The operation is linked to a deal agreed earlier this year by rebel backer Turkey and regime allies Russian Federation and Iran to implement four so-called "de-escalation zones" in Syria.
Turkish commando units and military vehicles have reportedly massed on the border but are yet to cross, in what will be Ankara's second major Syria operation after its Euphrates Shield incursion previous year.
He pointed out to the presence of serious action now taking place in Idlib to achieve security. Erdogan has announced the country is conducting a "serious" operation against extremist groups in Syria's northwestern Idlib province with Turkey-backed rebels.

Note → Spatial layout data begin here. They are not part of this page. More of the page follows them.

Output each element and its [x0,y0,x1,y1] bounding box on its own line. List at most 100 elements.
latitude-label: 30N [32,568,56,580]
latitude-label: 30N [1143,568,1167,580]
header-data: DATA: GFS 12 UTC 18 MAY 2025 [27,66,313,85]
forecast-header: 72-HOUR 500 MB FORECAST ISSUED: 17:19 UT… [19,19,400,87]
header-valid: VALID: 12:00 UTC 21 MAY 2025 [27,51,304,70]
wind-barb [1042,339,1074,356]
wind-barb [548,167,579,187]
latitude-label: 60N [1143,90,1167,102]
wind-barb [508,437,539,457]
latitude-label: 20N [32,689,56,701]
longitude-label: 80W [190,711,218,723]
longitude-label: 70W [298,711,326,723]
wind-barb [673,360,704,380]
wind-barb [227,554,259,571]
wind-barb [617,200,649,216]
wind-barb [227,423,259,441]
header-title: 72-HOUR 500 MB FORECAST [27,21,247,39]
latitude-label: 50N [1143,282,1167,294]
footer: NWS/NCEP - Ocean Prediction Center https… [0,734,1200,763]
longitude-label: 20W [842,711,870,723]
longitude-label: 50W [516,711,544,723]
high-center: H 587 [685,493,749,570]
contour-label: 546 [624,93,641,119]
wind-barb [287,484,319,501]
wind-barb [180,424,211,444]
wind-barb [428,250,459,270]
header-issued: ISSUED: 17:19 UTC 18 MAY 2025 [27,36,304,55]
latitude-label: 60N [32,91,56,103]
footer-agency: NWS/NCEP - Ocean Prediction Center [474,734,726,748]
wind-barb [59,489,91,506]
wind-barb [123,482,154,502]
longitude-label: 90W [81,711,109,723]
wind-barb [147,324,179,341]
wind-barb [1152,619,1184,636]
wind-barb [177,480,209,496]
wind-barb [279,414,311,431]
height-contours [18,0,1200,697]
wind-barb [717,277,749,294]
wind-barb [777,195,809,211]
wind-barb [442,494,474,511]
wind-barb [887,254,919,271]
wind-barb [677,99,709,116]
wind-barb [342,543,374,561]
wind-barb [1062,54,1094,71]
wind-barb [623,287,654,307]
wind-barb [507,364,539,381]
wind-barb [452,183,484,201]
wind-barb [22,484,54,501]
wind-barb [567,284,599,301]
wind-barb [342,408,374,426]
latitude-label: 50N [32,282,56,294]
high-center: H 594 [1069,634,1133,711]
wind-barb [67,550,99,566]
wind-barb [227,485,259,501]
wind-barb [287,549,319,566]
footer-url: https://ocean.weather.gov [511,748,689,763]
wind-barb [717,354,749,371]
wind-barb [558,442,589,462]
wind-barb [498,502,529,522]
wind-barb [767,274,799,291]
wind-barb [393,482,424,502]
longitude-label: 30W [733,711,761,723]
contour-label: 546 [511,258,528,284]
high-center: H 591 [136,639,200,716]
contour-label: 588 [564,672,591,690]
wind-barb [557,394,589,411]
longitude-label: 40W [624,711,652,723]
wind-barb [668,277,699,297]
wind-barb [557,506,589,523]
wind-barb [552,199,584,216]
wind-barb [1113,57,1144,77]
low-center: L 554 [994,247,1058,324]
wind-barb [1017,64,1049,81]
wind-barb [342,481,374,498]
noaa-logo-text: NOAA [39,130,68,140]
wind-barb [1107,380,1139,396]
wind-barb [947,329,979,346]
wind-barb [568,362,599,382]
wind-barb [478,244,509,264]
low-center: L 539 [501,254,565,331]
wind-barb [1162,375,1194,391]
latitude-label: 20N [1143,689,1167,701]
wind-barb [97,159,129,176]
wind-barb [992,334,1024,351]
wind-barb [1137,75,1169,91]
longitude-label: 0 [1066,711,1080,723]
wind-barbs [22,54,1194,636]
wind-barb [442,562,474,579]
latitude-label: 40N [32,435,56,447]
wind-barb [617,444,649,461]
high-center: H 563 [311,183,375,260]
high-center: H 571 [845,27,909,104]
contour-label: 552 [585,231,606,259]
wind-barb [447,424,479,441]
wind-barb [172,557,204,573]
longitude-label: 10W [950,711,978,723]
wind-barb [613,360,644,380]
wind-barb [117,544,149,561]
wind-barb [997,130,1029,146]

"What is also possible is a joint operation between Turkish forces and the Free Syrian Army (FSA) against the terrorists".
HTS wants to continue fighting the government despite the establishment of "de-escalation zones".
Free Syrian Army fighters had reportedly entered Idlib Friday night, according to earlier media reports, but the Turkish president denied Ankara-backed forces had yet entered.
Turkish state-run Anadolu news agency said there was a major build up of Turkish commando units and military vehicles around the town of Reyhanli bordering Idlib close to the Cilvegozu border crossing.
Security in Idlib will be provided by Turkey with Russia, Erdogan said Saturday, without elaborating further.
Turkey's NTV, a private television station, reported an exchange of fire at the border area, quoting "military sources".
He said the defections could be read as "opportunistic in anticipation of a Turkish intervention".
"When you enter a boxing match, you don't count how many punches you will throw", Erdogan said.
A rebel commander participating in the operation, who spoke on condition of anonymity, told AFP in Beirut that "all the rebel groups" who took part in Euphrates Shield are participating in the latest operation. The zone would be monitored by Turkish soldiers.
Ahmed Abazeid, a Syrian researcher at the Turkey-based Toran Centre, said the Tahrir Al Sham coalition was always "essentially a sham".
President Erdogan refused to provide details on the extent of Turkish military deployment in Syria.
A December cease-fire in Syria brokered by the three countries led to the Astana talks, which are being held in parallel to UN-backed discussions in Geneva, to find a political solution to the six-year conflict.